The talk, so full of personal and dangerous memories of those eventful days through to the end of the war, ended with a sad but true story. Germany had transferred thousands of Russians to their own country to work as slave labour, men who were denounced as traitors by their own government, and who knew that return to Russia would certainly mean going to their deaths. These Russians were determined to fight to stay away from Russia, but under a hush - hush Allied - Soviet agreement it was the sorry duty of the occupying powers to round up these Russians and to send them home. Many men, like Frank, had survived the war but now had to risk their lives to complete this sorry duty.

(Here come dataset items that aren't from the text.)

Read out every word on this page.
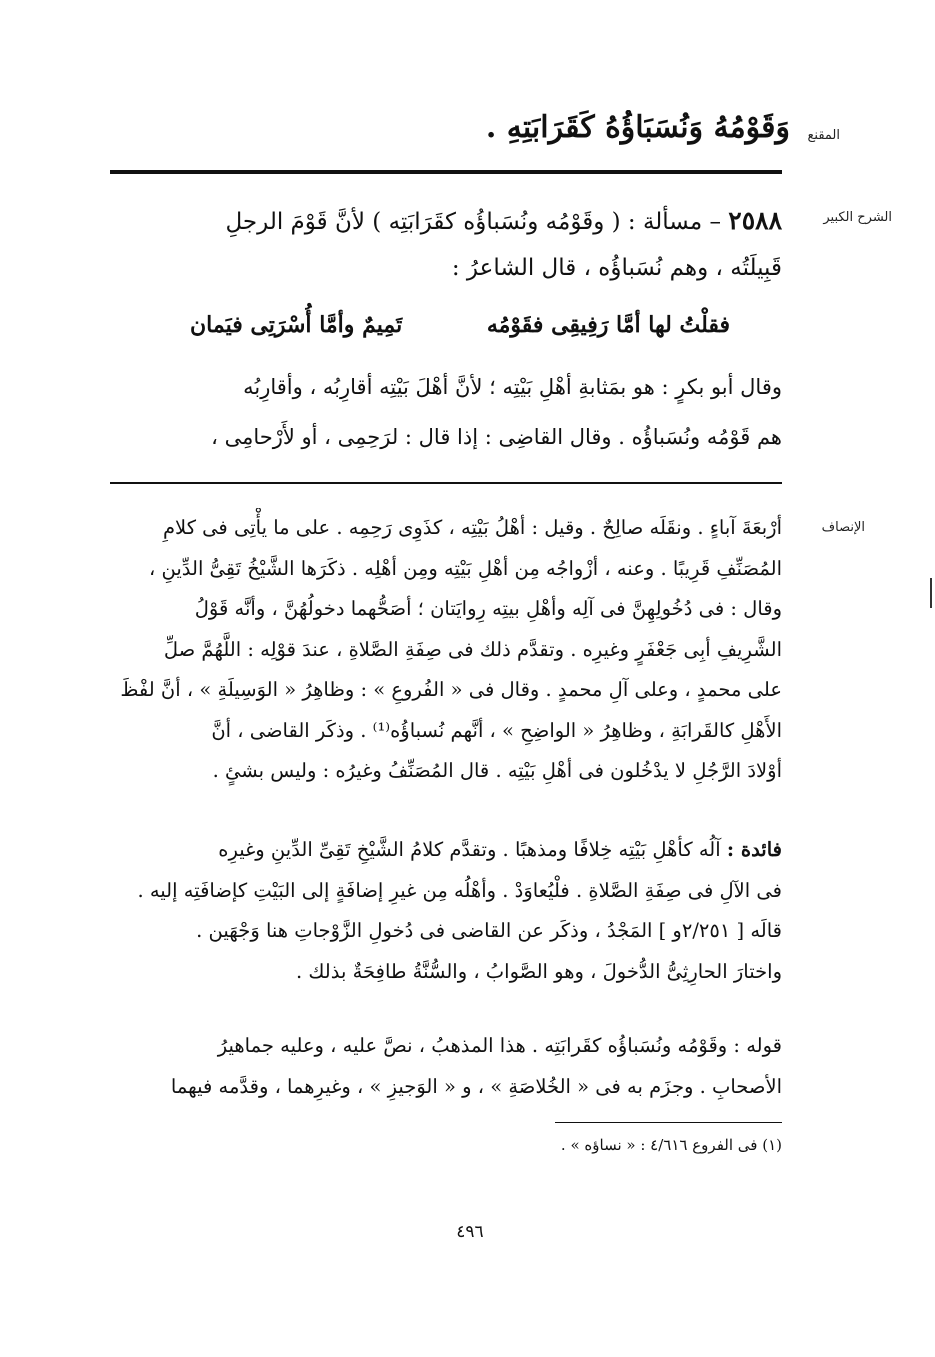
المقنع
وَقَوْمُهُ وَنُسَبَاؤُهُ كَقَرَابَتِهِ .
الشرح الكبير
٢٥٨٨ – مسألة : ( وقَوْمُه ونُسَباؤُه كقَرَابَتِه ) لأنَّ قَوْمَ الرجلِ
قَبِيلَتُه ، وهم نُسَباؤُه ، قال الشاعرُ :
فقلْتُ لها أمَّا رَفِيقِى فقَوْمُه
تَمِيمٌ وأمَّا أُسْرَتِى فيَمان
وقال أبو بكرٍ : هو بمَثابةِ أهْلِ بَيْتِه ؛ لأنَّ أهْلَ بَيْتِه أقارِبُه ، وأقارِبُه
هم قَوْمُه ونُسَباؤُه . وقال القاضِى : إذا قال : لرَحِمِى ، أو لأَرْحامِى ،
الإنصاف
أرْبعَةَ آباءٍ . ونقَلَه صالِحٌ . وقيل : أهْلُ بَيْتِه ، كذَوِى رَحِمِه . على ما يأْتِى فى كلامِ
المُصَنِّفِ قَرِيبًا . وعنه ، أزْواجُه مِن أهْلِ بَيْتِه ومِن أهْلِه . ذكَرَها الشَّيْخُ تَقِىُّ الدِّينِ ،
وقال : فى دُخُولِهِنَّ فى آلِه وأهْلِ بيتِه رِوايَتان ؛ أصَحُّهما دخولُهُنَّ ، وأنَّه قَوْلُ
الشَّرِيفِ أبِى جَعْفَرٍ وغيرِه . وتقدَّم ذلك فى صِفَةِ الصَّلاةِ ، عندَ قوْلِه : اللَّهُمَّ صلِّ
على محمدٍ ، وعلى آلِ محمدٍ . وقال فى « الفُروعِ » : وظاهِرُ « الوَسِيلَةِ » ، أنَّ لفْظَ
الأَهْلِ كالقَرابَةِ ، وظاهِرُ « الواضِحِ » ، أنَّهم نُسباؤُه⁽¹⁾ . وذكَر القاضى ، أنَّ
أوْلادَ الرَّجُلِ لا يدْخُلون فى أهْلِ بَيْتِه . قال المُصَنِّفُ وغيرُه : وليس بشئٍ .
فائدة : آلُه كأهْلِ بَيْتِه خِلافًا ومذهبًا . وتقدَّم كلامُ الشَّيْخِ تَقِىِّ الدِّينِ وغيرِه
فى الآلِ فى صِفَةِ الصَّلاةِ . فلْيُعاوَدْ . وأهْلُه مِن غيرِ إضافَةٍ إلى البَيْتِ كإضافَتِه إليه .
قالَه [ ٢/٢٥١و ] المَجْدُ ، وذكَر عن القاضى فى دُخولِ الزَّوْجاتِ هنا وَجْهَين .
واختارَ الحارِثِىُّ الدُّخولَ ، وهو الصَّوابُ ، والسُّنَّةُ طافِحَةٌ بذلك .
قوله : وقَوْمُه ونُسَباؤُه كقَرابَتِه . هذا المذهبُ ، نصَّ عليه ، وعليه جماهيرُ
الأصحابِ . وجزَم به فى « الخُلاصَةِ » ، و « الوَجيزِ » ، وغيرِهما ، وقدَّمه فيهما
(١) فى الفروع ٤/٦١٦ : « نساؤه » .
٤٩٦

There was a final irony in our speaker's story, for after surviving all that the German defence had thrown at him in the war, he went on leave to Brussels and in a bizarre accident, badly fractured his femur. After many months in hospital he was demobbed, returned to London, and as he said, caught the underground and went home. It was finally over!!
Our Vice Chairman, Bill Brady, thanked both speakers for providing the Society with a fascinating and very different evening for us all to enjoy, and a particular thank you to Frank Bullen for travelling down from Johannesburg to address us with his memories of his own war.